Robin Gibb of the Bee Gees woke from his coma when his family played music for him — music for a professional musician who sang with his brothers would have deep meaningful connections in the brain, sparking a reaction. But for someone who plays tennis or rides horses, a song might not encourage a response.
But sometimes, music causes a reaction because the brain processes songs differently than spoken language. In these cases, the region of the brain responsible for song might be working better while the language lags behind.
“We clearly process music and tonal things differently than language. There are patients [who had strokes] who cannot talk but can still sing,” says Provencio.
The left cerebral hemisphere controls language, while the right processes song and music. Patients who have damage in the left might respond better to song.

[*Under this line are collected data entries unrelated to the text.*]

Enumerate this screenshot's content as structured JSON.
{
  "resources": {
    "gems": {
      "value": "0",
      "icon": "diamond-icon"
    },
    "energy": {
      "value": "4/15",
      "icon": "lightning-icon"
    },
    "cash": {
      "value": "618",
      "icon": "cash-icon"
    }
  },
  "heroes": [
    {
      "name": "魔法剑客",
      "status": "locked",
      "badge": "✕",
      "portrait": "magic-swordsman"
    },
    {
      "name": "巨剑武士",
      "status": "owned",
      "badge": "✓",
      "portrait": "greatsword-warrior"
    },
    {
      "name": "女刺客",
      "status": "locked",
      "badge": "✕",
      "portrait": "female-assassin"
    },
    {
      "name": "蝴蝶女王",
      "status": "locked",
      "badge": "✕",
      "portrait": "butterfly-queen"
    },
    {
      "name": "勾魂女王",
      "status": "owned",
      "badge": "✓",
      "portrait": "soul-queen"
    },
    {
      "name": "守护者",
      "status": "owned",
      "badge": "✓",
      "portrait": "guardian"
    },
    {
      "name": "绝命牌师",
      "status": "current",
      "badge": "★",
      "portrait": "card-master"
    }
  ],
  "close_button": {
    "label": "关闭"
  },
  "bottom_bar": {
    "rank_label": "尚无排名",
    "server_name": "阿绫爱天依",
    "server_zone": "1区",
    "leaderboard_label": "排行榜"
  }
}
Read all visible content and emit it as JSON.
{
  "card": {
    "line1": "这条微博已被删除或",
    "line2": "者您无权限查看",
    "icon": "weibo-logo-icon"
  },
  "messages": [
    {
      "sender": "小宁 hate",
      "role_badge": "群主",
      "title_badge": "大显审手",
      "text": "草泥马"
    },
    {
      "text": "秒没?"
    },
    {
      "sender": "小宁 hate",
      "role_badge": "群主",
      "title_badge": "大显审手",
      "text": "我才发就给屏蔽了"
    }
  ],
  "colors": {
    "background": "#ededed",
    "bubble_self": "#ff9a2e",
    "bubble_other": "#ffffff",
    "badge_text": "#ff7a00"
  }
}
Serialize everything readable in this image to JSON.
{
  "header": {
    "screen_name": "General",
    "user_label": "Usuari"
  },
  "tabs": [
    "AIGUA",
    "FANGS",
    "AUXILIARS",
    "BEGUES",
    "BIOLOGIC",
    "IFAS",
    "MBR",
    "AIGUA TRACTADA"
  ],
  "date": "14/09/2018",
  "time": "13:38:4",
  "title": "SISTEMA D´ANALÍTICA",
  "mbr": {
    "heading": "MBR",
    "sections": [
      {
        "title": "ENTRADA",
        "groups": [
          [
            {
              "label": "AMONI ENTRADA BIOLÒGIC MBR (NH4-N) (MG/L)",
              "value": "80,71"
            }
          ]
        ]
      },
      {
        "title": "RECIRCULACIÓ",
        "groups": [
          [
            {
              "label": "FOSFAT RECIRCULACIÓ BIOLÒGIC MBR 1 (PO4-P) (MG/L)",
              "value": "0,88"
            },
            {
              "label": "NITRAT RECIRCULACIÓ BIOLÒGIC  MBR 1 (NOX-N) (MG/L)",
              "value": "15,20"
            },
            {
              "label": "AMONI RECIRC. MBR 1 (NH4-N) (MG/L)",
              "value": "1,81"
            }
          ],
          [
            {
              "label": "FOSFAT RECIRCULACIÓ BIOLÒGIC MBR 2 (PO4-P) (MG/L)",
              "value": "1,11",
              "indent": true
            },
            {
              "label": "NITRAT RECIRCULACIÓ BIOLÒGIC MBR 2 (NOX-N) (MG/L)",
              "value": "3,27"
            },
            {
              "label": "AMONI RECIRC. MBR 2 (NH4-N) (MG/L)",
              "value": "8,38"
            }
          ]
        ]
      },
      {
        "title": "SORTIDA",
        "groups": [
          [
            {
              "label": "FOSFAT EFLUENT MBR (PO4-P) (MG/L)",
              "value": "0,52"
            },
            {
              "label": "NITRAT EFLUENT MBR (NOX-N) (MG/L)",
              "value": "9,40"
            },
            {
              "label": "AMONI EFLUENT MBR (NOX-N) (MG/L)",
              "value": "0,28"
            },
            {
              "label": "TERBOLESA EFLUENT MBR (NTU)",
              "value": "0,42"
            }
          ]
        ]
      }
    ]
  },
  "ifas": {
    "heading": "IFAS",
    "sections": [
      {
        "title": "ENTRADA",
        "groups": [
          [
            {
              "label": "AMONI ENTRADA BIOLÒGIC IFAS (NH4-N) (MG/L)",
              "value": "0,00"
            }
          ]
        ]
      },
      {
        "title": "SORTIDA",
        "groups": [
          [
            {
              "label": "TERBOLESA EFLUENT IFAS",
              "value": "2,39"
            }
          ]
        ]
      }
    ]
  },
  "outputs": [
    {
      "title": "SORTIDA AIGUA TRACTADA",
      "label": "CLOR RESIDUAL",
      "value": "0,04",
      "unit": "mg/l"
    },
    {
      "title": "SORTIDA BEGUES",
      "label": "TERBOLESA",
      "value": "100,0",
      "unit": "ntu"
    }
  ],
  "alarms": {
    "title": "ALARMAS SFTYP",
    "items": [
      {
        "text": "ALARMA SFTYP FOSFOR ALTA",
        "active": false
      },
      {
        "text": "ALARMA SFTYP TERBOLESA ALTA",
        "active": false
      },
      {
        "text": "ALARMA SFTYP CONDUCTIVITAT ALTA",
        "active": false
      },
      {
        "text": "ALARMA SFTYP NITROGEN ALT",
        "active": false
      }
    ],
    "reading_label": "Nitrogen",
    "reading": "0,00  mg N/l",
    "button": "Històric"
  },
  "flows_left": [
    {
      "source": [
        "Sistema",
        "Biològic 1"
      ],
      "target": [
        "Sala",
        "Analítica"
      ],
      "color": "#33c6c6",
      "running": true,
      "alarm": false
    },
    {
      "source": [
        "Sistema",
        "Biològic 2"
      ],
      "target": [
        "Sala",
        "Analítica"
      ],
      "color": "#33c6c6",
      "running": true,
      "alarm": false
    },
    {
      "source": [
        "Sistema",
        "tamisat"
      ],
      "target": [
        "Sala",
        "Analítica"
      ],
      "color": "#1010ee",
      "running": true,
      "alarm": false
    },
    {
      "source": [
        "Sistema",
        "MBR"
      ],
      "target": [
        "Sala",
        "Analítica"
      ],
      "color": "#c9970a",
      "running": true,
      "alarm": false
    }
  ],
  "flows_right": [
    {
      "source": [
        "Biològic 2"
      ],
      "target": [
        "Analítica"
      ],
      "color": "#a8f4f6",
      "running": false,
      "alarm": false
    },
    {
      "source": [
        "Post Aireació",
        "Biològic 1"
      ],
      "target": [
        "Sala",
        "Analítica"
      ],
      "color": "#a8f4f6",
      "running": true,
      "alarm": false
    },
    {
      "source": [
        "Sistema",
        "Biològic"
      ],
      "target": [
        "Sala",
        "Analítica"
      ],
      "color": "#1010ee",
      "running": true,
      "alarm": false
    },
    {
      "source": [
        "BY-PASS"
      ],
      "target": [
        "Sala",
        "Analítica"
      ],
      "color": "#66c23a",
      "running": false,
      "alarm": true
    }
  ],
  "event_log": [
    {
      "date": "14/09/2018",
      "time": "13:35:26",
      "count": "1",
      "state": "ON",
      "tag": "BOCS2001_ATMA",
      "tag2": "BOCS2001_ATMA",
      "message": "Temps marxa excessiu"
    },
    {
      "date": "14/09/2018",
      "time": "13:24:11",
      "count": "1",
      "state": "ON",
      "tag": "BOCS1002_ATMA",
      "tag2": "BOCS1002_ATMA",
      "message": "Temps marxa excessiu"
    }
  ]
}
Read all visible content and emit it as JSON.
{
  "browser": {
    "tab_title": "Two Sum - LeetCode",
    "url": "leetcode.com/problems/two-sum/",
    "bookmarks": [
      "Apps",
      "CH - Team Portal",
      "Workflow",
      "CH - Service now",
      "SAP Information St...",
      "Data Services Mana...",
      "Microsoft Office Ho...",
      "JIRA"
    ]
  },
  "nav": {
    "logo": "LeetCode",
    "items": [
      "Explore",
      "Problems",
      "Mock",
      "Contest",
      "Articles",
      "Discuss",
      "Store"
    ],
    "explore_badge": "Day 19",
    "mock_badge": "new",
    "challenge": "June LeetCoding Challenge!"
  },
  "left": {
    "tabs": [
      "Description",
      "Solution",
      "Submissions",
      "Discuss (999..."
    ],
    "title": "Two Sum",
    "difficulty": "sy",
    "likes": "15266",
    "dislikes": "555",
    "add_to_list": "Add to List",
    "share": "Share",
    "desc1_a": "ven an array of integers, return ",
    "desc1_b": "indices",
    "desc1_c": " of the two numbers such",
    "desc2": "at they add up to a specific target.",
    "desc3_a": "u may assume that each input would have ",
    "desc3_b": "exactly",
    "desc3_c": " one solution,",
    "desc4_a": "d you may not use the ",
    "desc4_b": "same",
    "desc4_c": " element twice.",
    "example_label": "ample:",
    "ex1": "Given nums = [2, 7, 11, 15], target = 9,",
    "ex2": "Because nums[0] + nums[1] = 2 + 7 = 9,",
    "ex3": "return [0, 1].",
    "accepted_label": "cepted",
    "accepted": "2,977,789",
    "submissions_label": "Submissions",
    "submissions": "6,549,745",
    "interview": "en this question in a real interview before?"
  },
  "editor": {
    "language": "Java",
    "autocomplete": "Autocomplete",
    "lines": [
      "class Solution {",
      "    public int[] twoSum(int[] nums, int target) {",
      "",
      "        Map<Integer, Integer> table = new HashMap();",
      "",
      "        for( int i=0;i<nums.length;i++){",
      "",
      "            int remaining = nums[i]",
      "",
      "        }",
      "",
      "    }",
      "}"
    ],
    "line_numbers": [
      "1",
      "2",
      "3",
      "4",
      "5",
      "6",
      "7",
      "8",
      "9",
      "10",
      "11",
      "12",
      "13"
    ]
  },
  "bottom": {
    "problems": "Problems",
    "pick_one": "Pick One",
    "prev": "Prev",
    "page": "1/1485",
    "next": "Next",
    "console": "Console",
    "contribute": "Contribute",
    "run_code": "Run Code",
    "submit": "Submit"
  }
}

“They lose the ability to talk and understand. Music therapy is really useful because it is used in the non-dominate hemisphere,” says Dr. James Bernat, professor of neurology and medicine at Geisel School of Medicine at Dartmouth and a member of the American Academy of Neurology.
Music therapists such as Lee Anna Rasar at the University of Wisconsin Eau Claire often use music to try to evoke responses from comatose patients. She notes that songs are most effective “if the music is something they knew before that already had meaning.”
All the physicians agree that doctors still have limited understanding of whether someone will recover from a coma, but if Charlotte wasn’t already healing, she wouldn’t have smiled at the song.
“Even in a coma, it’s quite common that these people improve spontaneously,” says Bernat. “They wake up and start responding. It isn’t outside the range of what is expected that there would be improvement over time.”